Assure him of support

Very few things motivate team members more than the knowledge that they have the backing of their superiors. When a team member is not sure where he stands with his leader, the probability of making mistakes is very high. So, the first thing the leader must do is to instill confidence in the individual. The leader needs to let the team member know that he can walk up to him to discuss issues bothering him whether they are official or personal. Creating this kind of atmosphere will thaw every ice and diffuse every tension building up in the mind of the team member. With that, he will be able to settle down and tackle the challenge with all his might.

 

Draw up an improvement plan

To take the individual from the level he is to the appropriate level will require setting a new vision for him. In The One-Minute Manager, Ken Blanchard suggests that a manager must sit down with his subordinate to set goals that they both must agree on. According to him, this goal setting enables the staff member to know what is expected of him right from the outset. This provides immediate feedback to both the staff member and the supervisor. So, both the leader and the member must have an understanding of what the tasks and the terms are so as to be able to measure compliance.

 

Motivate him to achieve set target

Drawing up an improvement plan for the team member is not enough; the leader has to take it to a higher level by providing the required motivation to achieve the objective. Many people don’t put in their best because they can’t find a reason to do so. Part of the responsibility of the leader is to provide the reason. If the individual believes that the reason to achieve the set target is good enough, he will strive hard to achieve the set target.

 

Coach him

Every great leader is a coach. Coaches are great assets. No matter how skilled or knowledgeable an individual is, he still requires a coach. That is why boxers, who are world champions; tennis players, who are on top of their games and footballers who have global acclaim go about with their coaches. As good as these stars are they cannot coach themselves. A coach helps an individual to correct his flaws so that he can get maximum benefit from his strength. So, the leader has to play the role of a coach by helping the team member correct his flaws and optimize his strength.

 

Set higher goals

After attaining the earlier set goals, set higher ones. The leader must ensure that the individual does not become complacent after accomplishing the first set of goals; the way to do this is to set new goals. Let him realize that the journey to improvement is an unending one. So, he has to keep setting new goals so that he can keep mounting higher.

 

Train him to be independent

One sign of maturity is the ability to take initiative. So, the leader must encourage the individual to progress from the point that has been reached by taking initiative on his own without waiting for prompting from the leader before doing what is required or even exceeding expectation.
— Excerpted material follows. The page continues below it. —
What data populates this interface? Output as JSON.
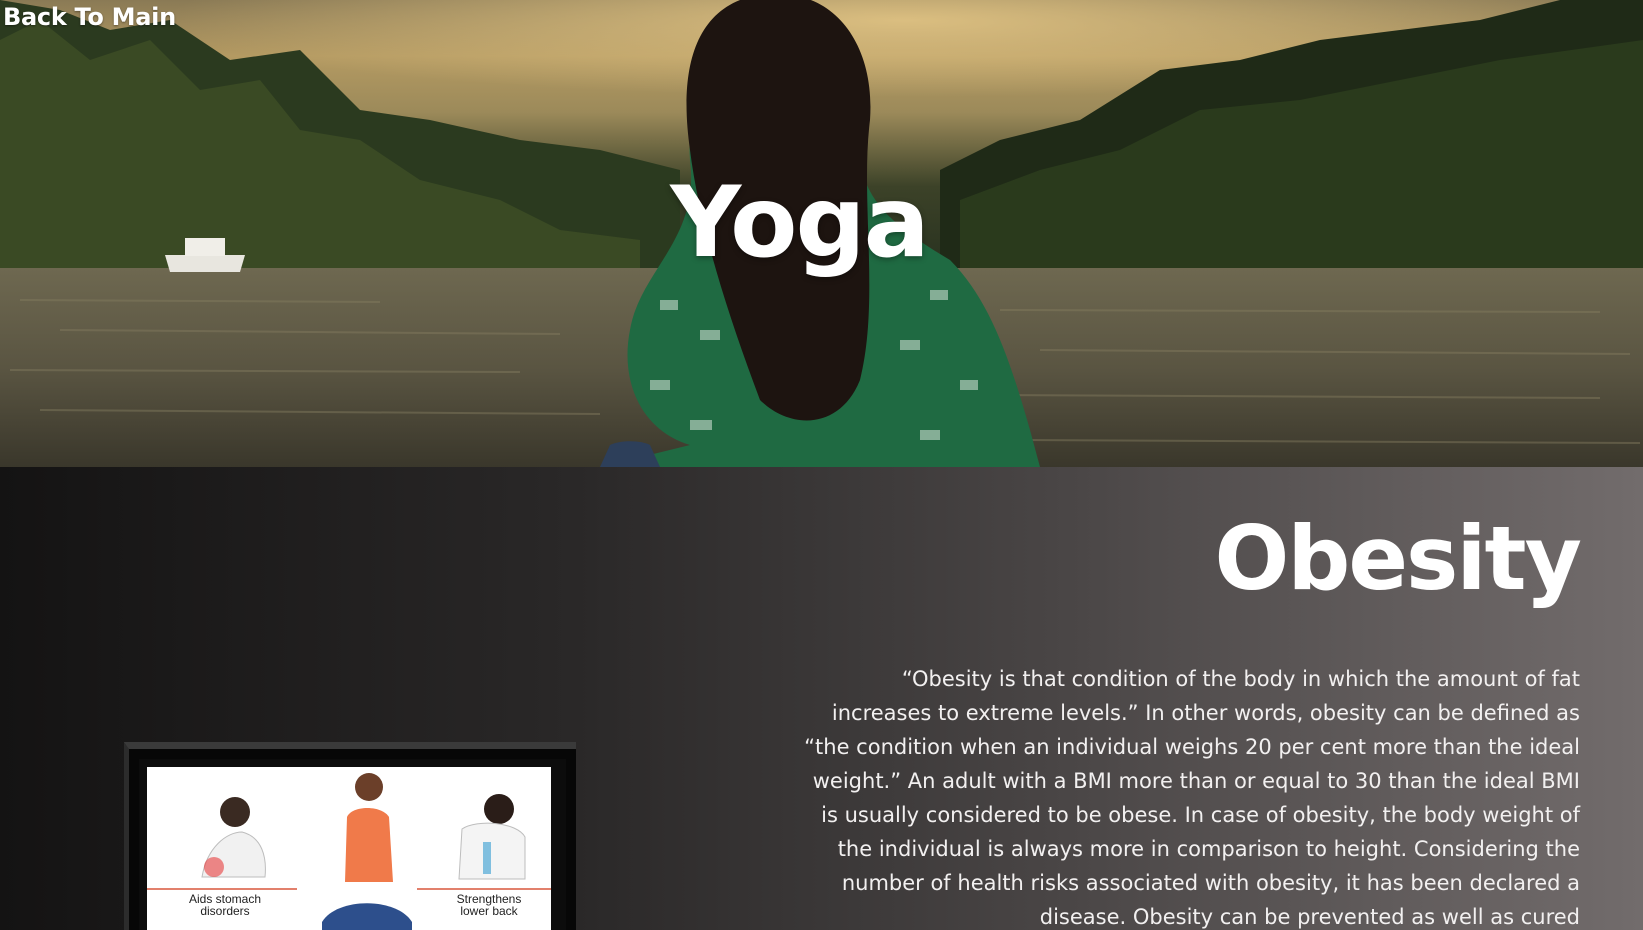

Great leaders do not raise dependants; they train people to be independent so that they can also raise others. So, the leader must encourage the team member to be strong on taking initiative so that he won’t have to keep leaning on the leader.

 

If all these fail…

If in spite of all that the leader has done to help the subpar performer he fails to change, then the only option left is to let go of him. Underperformance is infectious, if it is allowed in a system, it festers and before long it becomes a company-wide disease. It is better to let go of a few people than to destroy the career of everyone and subject an organization to jeopardy.

 

Last line

Leaders who help subordinates to become their best earn immortality for themselves.